Não era um local para encontros românticos, não era fechado, mas era reservado o suficiente para que ela pudesse se entregar ao trabalho e ao mesmo tempo ficar admirando-o à distância.

Emocionada com a confiança e o carinho que ele estava lhe dando, agiu de forma impulsiva e lhe deu um beijo no rosto. Já estava se afastando quando ele a segurou pela cintura e a encostou em seu corpo, seus olhos se encontraram por um breve momento.

Ela sabia o que ele faria, mas decidiu ficar. Queria sentir o gosto dele, sentir se estava certa ao temer a proximidade com aquele homem tão acima de sua posição social.

Quando Modred a beijou descobriu que não poderia resistir, ela era mais doce que o melhor dos vinhos que ele já havia provado. O cheiro dela era delicioso e seu corpo cabia perfeitamente em seus braços. Era possível se afogar em seus beijos.

Mordiscou seu lábio inferior e ela abriu a boca permitindo que ele roçasse suavemente a língua pelo interior. Ela retribuiu o beijo e ele esqueceu de vez que aquilo não era sensato. Não foi um beijo calmo, o gosto dela era de quero mais e se viu perdido na vontade de descobrir o que mais ela poderia lhe dar. A puxou para mais junto do seu corpo e a manteve firme nos seus braços. Sentindo o calor do corpo dela.

Quando se viu dentro dos braços de Modred e sentiu a boca dele na sua, Maze soube que estava correndo um grave erro, era a realização de um desejo que há muito tempo ela queria. O beijo dele era sensual e másculo. Segurava a lapela de seu casaco marrom e permitiu que a língua dele adentrasse sua boca, enquanto sentia seu corpo pegando fogo.

Modred se afastou dela com relutância e olhou para ela como se estivesse diante de um anjo.

— Maze, perdão, eu não pretendia, me...

Mas mesmo quando falava não conseguia se separar dela, e a mantinha em seus braços.

Ela o olhava com desejo, sentia o calor vindo daquele corpo másculo, seu cheiro delicioso e sabia que estava entrando em uma perigosa aventura, mas sabia que agora seria mais difícil manter-se distante dele.

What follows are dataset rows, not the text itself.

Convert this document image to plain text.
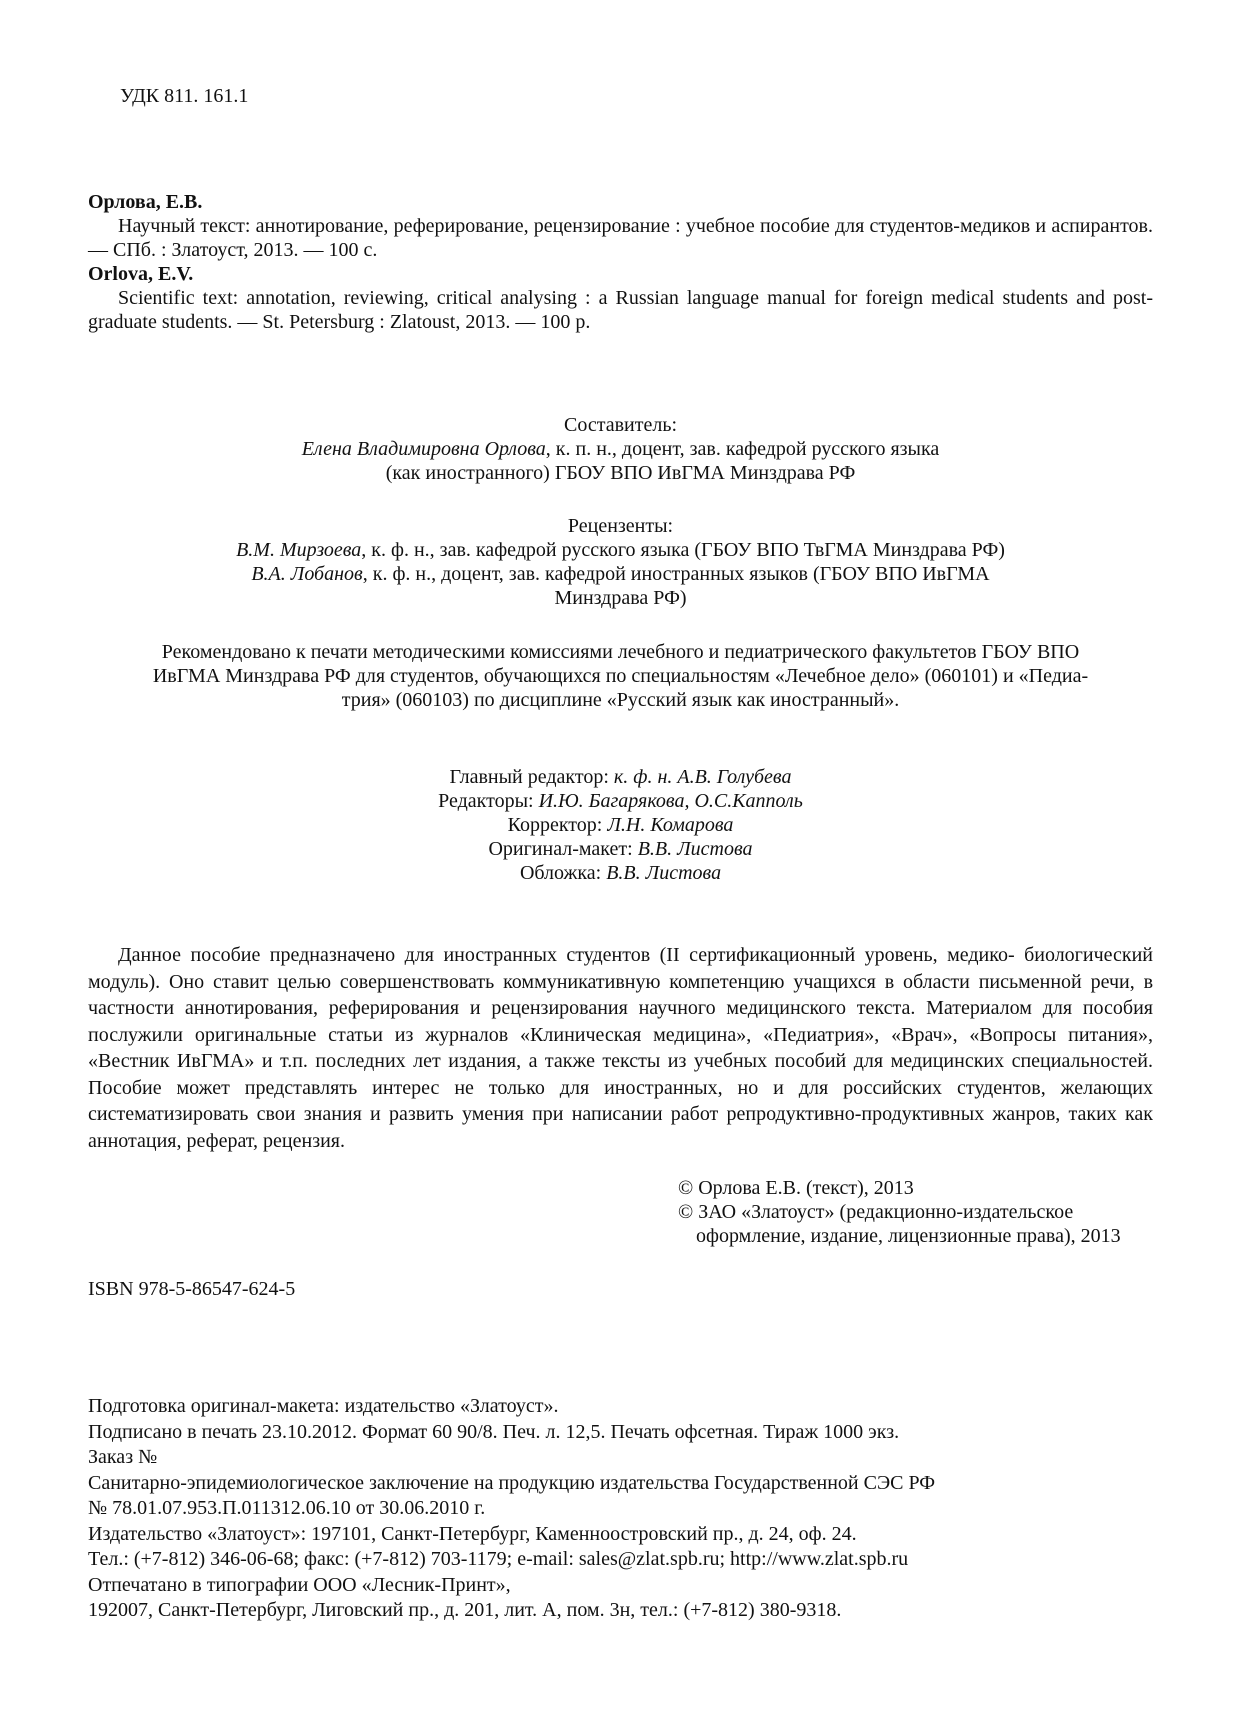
УДК 811. 161.1

Орлова, Е.В.

Научный текст: аннотирование, реферирование, рецензирование : учебное пособие для студентов-медиков и аспирантов. — СПб. : Златоуст, 2013. — 100 с.

Orlova, E.V.

Scientific text: annotation, reviewing, critical analysing : a Russian language manual for foreign medical students and post-graduate students. — St. Petersburg : Zlatoust, 2013. — 100 p.

Составитель:

Елена Владимировна Орлова, к. п. н., доцент, зав. кафедрой русского языка

(как иностранного) ГБОУ ВПО ИвГМА Минздрава РФ

Рецензенты:

В.М. Мирзоева, к. ф. н., зав. кафедрой русского языка (ГБОУ ВПО ТвГМА Минздрава РФ)

В.А. Лобанов, к. ф. н., доцент, зав. кафедрой иностранных языков (ГБОУ ВПО ИвГМА

Минздрава РФ)

Рекомендовано к печати методическими комиссиями лечебного и педиатрического факультетов ГБОУ ВПО

ИвГМА Минздрава РФ для студентов, обучающихся по специальностям «Лечебное дело» (060101) и «Педиа-

трия» (060103) по дисциплине «Русский язык как иностранный».

Главный редактор: к. ф. н. А.В. Голубева

Редакторы: И.Ю. Багарякова, О.С.Капполь

Корректор: Л.Н. Комарова

Оригинал-макет: В.В. Листова

Обложка: В.В. Листова

Данное пособие предназначено для иностранных студентов (II сертификационный уровень, медико- биологический модуль). Оно ставит целью совершенствовать коммуникативную компетенцию учащихся в области письменной речи, в частности аннотирования, реферирования и рецензирования научного медицинского текста. Материалом для пособия послужили оригинальные статьи из журналов «Клиническая медицина», «Педиатрия», «Врач», «Вопросы питания», «Вестник ИвГМА» и т.п. последних лет издания, а также тексты из учебных пособий для медицинских специальностей. Пособие может представлять интерес не только для иностранных, но и для российских студентов, желающих систематизировать свои знания и развить умения при написании работ репродуктивно-продуктивных жанров, таких как аннотация, реферат, рецензия.

© Орлова Е.В. (текст), 2013

© ЗАО «Златоуст» (редакционно-издательское

оформление, издание, лицензионные права), 2013

ISBN 978-5-86547-624-5

Подготовка оригинал-макета: издательство «Златоуст».

Подписано в печать 23.10.2012. Формат 60 90/8. Печ. л. 12,5. Печать офсетная. Тираж 1000 экз.

Заказ №

Санитарно-эпидемиологическое заключение на продукцию издательства Государственной СЭС РФ

№ 78.01.07.953.П.011312.06.10 от 30.06.2010 г.

Издательство «Златоуст»: 197101, Санкт-Петербург, Каменноостровский пр., д. 24, оф. 24.

Тел.: (+7-812) 346-06-68; факс: (+7-812) 703-1179; e-mail: sales@zlat.spb.ru; http://www.zlat.spb.ru

Отпечатано в типографии ООО «Лесник-Принт»,

192007, Санкт-Петербург, Лиговский пр., д. 201, лит. А, пом. 3н, тел.: (+7-812) 380-9318.
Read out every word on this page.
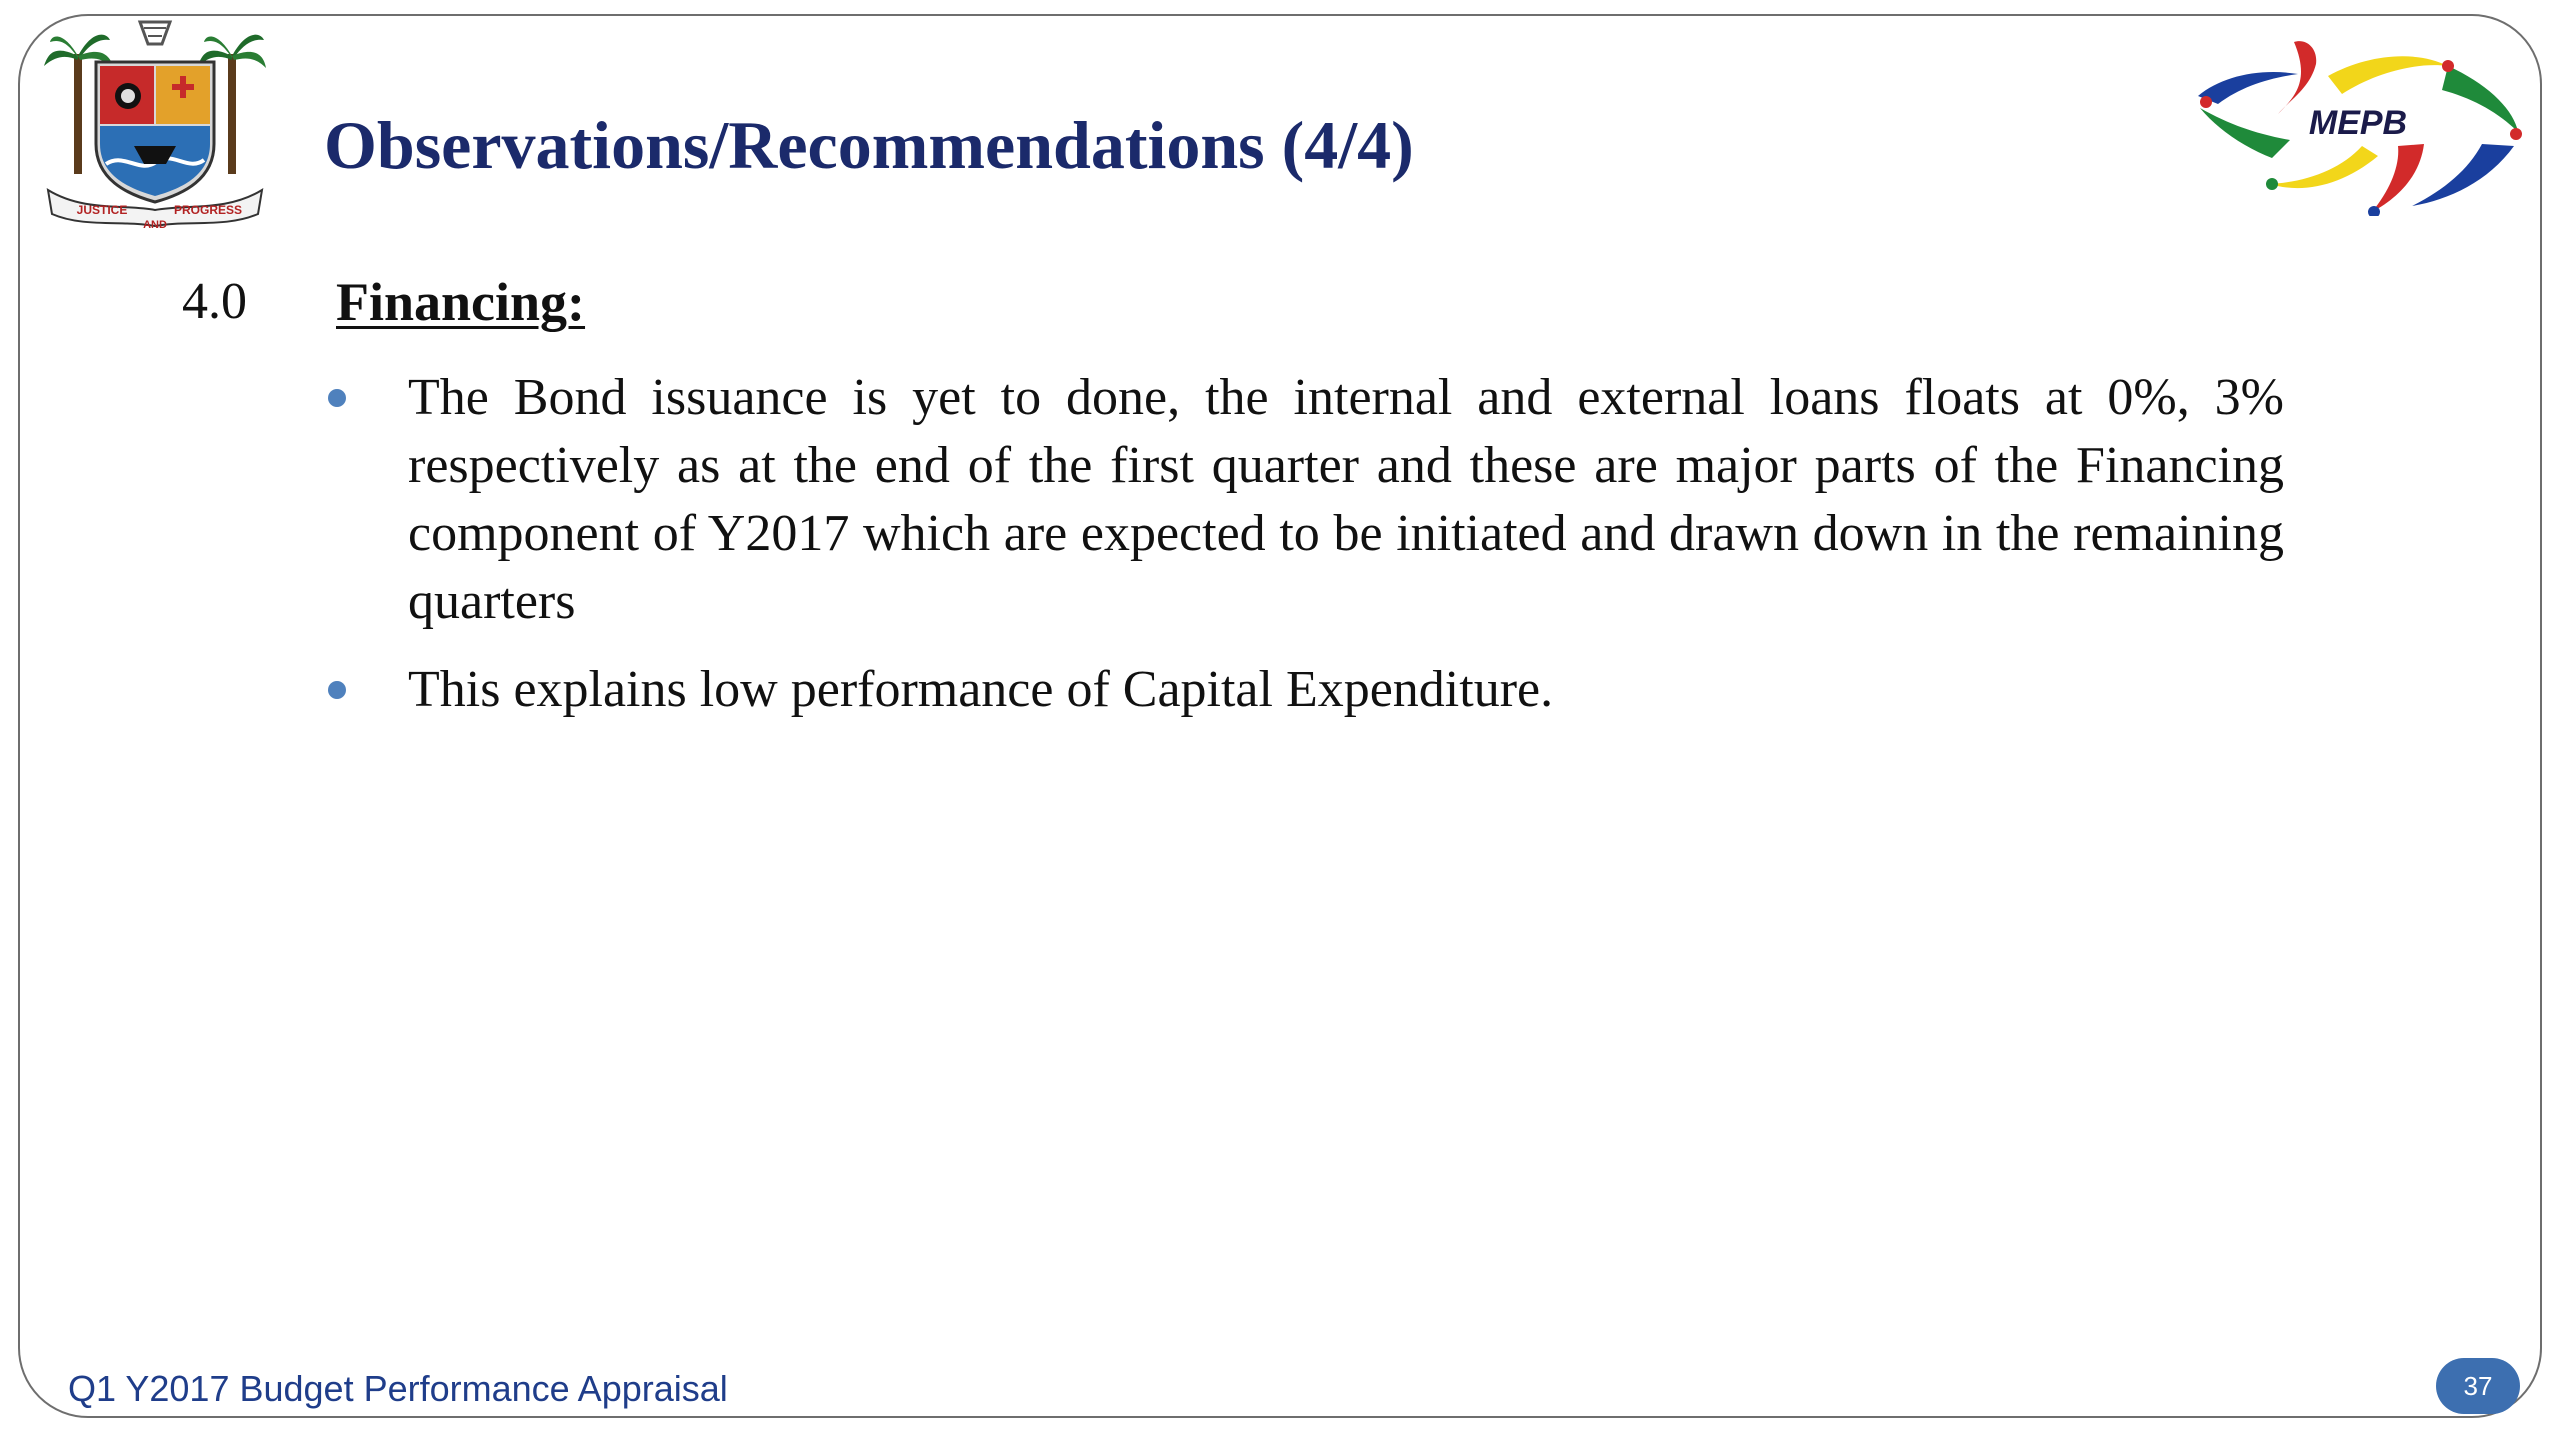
JUSTICE
AND
PROGRESS
MEPB
Observations/Recommendations (4/4)
4.0 Financing:
The Bond issuance is yet to done, the internal and external loans floats at 0%, 3% respectively as at the end of the first quarter and these are major parts of the Financing component of Y2017 which are expected to be initiated and drawn down in the remaining quarters
This explains low performance of Capital Expenditure.
Q1 Y2017 Budget Performance Appraisal	37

E de repente ela teve certeza de que havia se apaixonado por ele, entre os cuidados e a atenção que ele havia lhe dado, havia, também, conquistado seu coração.

Com relutância, ela afastou-se dele, o coração acelerado, olhou em seus olhos e colocou a mão em sua boca.

— Não diga que foi um erro e não peça novamente desculpas. Apenas deixe como está. Se foi um erro ou não iremos descobrir depois. Agora não tire a beleza do momento.

Saiu se sentindo leve e sabia que seria impossível manter-se distante dele dali pra frente. Estava nas nuvens, o beijo dele era tudo que sempre sonhara. Havia uma promessa de que ele ainda a procuraria, mesmo que suas palavras fossem de desculpas. Sabia que que não era a única a desejar beijos e mais atenção.